There's nothing in the language which says a will be on the stack. The compiler is entitled to put it wherever it wants; and in particular, if it does not need to put it anywhere, it doesn't have to.

The variable a is never used after you put 5 into it, so a decent optimizer would throw that line away entirely.

However, in your particular case, it looks to me like a really is on the stack. It's at -8 bytes off the frame pointer in %rbp. Which is to say, the address of a is -8(%rbp), or "the value in register rbp, minus 8", which is pretty near the top of the stack.

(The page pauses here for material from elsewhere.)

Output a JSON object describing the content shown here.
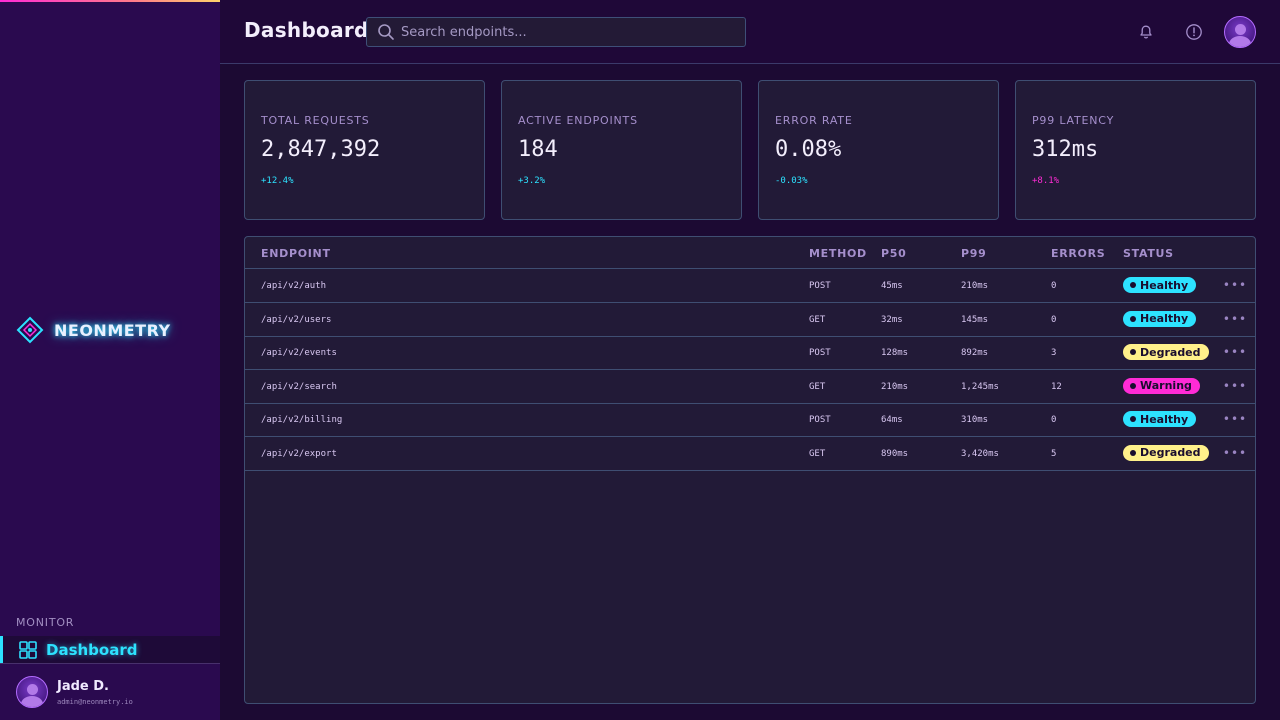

To get more detailed. The stack exists in memory. Let's assume stacks grow downwards in memory (this is conventional) so that the "top" of the stack grows towards smaller addresses. There is a "stack pointer" that points to the top of the stack, ie, the address of the last thing added to the stack (I'm speaking in generalities here).

To allocate N bytes of stack space, all that is necessary is to subtract N from the stack pointer. The generated code usually does this in one instruction, since it knows the total space needed for the function being entered. To deallocate that space, the code can either (a) add N, or (b) restore the pre-subtraction value of the stack pointer, which it had saved somewhere. The choice is really defined finer details of how the compiler system wants to manage the stack.

There are auxiliary registers that might be employed in stack management. A common one is to have a "frame pointer", which is the role that %rbp is filling here.